Variability of Ocean Radiant Heating in the Eastern Tropical Pacific

 

Carter Ohlmann, David Siegel, Institute for Computational Earth System Science,

University of California, Santa Barbara, CA, 93106 USA

carter@icess.ucsb.edu, davey@icess.ucsb.edu
Scott Doney, WHOI, Woods
Hole, MA, 02543 USA

sdoney@whoi.edu
Chuck McClain,
Goddard Space Flight Center, NASA, Greenbelt, MD, 20771 USA
chuck@seawifs.gsfc.nasa.gov

 

The role of solar transmission and in-water solar flux variations on ocean radiant heating rates in the eastern tropical Pacific Ocean are assessed using in-situ data, satellite observations, and numerical model results.  Data collected aboard the R/V Ron Brown at the 10° N, 95° W EPIC site from 12 September to 4 October 2001 indicate that mixed layer chlorophyll concentration varied from less than 0.15 to more than 0.35 mg m-3 and solar transmission at 20 m ranged from more than 0.18 (18% of the solar energy reaching the ocean surface) to less than 0.09 on daily time scales.  The cruise mean solar transmission profile computed as an exponential fit to the 143 observed profiles is TR=0.525exp(-0.075z) where z is depth.  The observed transmission is generally between 50 and 100% greater than transmission values computed assuming Jerlov type II water, the characteristic Jerlov water-type for the region.  The transmission difference corresponds to an absolute solar flux value near 20 W m-2, and a daily heating rate discrepancy of more than 0.04 C day-1 for the 20 m layer.  Observed radiant heating rate variations were smaller during the observation period due to reduced incident solar flux values compared with climatology.  During one particularly rainy period the daily average solar flux incident at the sea surface was less than 10 W m-2, and daily mean values were often less than 50 W m-2.

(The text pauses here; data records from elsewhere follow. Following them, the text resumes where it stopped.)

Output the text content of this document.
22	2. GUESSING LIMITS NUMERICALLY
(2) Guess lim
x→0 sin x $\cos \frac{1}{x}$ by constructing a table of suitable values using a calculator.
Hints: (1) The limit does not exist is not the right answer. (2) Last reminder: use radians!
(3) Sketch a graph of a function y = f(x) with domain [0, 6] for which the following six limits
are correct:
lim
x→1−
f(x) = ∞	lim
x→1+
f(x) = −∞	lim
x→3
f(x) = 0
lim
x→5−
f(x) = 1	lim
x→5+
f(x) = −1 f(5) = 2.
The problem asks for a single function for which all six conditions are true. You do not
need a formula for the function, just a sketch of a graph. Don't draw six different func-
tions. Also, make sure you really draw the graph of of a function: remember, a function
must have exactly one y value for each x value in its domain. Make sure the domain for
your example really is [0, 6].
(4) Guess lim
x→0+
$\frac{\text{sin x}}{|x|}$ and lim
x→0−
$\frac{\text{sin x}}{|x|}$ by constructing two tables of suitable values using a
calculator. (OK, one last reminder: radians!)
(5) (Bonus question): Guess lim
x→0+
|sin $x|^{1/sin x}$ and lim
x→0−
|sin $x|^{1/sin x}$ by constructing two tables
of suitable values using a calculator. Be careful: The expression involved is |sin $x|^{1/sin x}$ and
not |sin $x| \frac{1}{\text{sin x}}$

In-water solar flux values that penetrate beyond the upper-ocean mixed layer are calculated along 95° W for a 5-year period using a recently developed parameterization (Ohlmann 2003).   The solar flux parameterization is forced with remotely sensed incident solar flux and upper layer chlorophyll distributions from the Sea-viewing Wide-Field of view Sensor (SeaWiFS) ocean color satellite.  Daily mean incident fluxes vary by more than a 100 W m-2 at the EPIC site (10° N, 95° W) mostly on seasonal time scales.  Upper ocean chlorophyll concentrations vary by more than a factor of 10, mostly from reduced biomass associated with the 1997/98 El Niņo event.  The solar flux at 20 m ranges from less than 10 to more than 50 W m-2 over the multi-year period.  Mixed layer radiant heating rates (where mixed layer depth is from the NCAR Community Ocean Model) vary from 0.1 to more than 0.6 C per day.